Poor coverage: the battery killer

Apple’s mobile devices go out of their way to minimise energy use and eke out the charge in their batteries, but there is one big stumbling block for them: poor mobile signal coverage.

Spend a day in an area with good coverage, with light to moderate mobile use, and you’ll return home with the majority of your battery endurance remaining. Spend just a few hours hopping through areas of patchy coverage, and your battery power can drop quickly to 20% even when you don’t do a great deal.

This is a particular problem when visiting or travelling in more remote and less populous areas. During my recent visit to the Isle of Lewis in the Outer Hebrides, this was the order of the day – there are few districts in the Scottish islands which have as good coverage as even rural parts of southern England, for example. Spend a little time crossing Scotland by train, and it is just as bad.

You can avoid this by putting the device into Airplane mode, disabling its incessant search for signal. But until you revert back to normal mode, your device will then miss all opportunities to connect. A much better solution would be a compromise: less persistent searching for signal, better energy economy, and made more accessible than Airplane mode too.

Another irritant when moving around areas with patchy signal coverage are duplicate notifications. It’s hard to know whether these result from third-pary apps which fail to handle notifications properly, or a problem in iOS 10, but on many occasions the same notifications appeared each time that my iPhone found a signal.

Perhaps devices like iPhones and iPads are only really intended for use in areas with good signal coverage, but I’m sure that plenty of iPhone and iPad users don’t have that privilege.

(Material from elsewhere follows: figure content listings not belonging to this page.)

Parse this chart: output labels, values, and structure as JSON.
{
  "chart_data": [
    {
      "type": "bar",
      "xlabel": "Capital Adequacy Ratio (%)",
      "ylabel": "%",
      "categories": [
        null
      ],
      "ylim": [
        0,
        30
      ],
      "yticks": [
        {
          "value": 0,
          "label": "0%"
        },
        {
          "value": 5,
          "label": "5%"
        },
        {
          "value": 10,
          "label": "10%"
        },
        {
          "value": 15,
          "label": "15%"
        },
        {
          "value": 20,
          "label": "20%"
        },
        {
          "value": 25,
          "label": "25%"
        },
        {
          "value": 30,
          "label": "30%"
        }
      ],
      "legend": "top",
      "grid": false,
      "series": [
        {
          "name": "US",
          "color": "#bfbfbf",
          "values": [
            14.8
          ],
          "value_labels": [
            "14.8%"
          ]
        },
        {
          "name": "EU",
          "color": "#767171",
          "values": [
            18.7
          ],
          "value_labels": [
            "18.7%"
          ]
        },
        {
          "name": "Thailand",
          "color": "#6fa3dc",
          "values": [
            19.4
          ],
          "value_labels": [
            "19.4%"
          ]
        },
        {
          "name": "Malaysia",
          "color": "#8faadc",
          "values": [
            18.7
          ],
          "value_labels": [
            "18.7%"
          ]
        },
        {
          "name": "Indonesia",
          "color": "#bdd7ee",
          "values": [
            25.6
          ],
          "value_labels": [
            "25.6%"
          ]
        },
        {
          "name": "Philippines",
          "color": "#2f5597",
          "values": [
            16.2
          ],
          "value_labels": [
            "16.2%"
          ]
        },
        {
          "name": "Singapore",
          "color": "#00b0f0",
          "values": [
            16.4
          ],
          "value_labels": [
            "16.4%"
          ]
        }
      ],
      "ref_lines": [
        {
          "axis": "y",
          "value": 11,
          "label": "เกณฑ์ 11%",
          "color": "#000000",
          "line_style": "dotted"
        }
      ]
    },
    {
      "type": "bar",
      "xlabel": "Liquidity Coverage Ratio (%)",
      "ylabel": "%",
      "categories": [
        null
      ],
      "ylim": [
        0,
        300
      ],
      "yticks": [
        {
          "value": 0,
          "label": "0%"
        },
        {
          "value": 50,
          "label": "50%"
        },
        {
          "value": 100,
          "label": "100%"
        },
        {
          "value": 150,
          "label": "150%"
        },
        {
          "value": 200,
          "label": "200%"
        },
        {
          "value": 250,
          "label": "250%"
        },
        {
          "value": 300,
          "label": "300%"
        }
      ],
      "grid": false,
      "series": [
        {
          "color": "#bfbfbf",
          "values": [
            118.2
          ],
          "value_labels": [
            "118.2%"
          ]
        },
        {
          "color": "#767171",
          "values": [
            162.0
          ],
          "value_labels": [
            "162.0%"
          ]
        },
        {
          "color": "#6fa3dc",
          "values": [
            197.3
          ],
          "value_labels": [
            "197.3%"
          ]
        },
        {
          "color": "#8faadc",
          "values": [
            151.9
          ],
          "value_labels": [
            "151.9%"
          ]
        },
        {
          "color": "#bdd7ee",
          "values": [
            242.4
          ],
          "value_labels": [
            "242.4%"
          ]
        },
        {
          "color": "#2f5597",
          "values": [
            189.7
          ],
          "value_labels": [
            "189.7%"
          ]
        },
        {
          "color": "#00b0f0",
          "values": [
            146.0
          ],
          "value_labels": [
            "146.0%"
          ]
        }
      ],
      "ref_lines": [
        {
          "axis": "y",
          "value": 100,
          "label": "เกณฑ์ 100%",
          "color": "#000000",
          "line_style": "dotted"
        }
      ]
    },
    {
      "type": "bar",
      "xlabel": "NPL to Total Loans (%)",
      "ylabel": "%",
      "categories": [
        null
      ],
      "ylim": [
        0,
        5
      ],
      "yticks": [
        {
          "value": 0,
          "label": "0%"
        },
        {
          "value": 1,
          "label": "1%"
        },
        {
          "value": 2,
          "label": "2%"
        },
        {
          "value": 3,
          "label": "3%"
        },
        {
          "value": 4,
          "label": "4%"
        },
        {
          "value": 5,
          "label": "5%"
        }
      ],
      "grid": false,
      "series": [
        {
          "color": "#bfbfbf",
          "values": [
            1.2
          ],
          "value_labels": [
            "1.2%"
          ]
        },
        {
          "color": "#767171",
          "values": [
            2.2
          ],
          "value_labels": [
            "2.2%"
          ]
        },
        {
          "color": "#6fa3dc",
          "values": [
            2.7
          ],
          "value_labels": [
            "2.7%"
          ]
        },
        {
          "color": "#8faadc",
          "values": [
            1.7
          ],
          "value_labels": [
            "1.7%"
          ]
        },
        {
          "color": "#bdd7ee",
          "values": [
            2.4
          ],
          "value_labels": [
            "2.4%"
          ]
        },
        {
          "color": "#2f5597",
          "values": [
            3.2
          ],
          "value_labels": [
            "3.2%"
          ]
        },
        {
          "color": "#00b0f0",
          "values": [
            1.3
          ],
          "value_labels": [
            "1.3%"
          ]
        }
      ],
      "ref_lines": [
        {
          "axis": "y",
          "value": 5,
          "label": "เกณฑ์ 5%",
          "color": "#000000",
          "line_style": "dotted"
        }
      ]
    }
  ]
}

Several people have pointed out Low Power Mode, and suggested that may help. Yes it does, but not much, because much of the power is being used searching for mobile signal, and using weak signals. Apple’s recommendation for patchy and poor coverage is Airplane mode, as I wrote above. So you can choose to have poor battery life and intermittent connections, or good battery life and no connections at all. There is no compromise.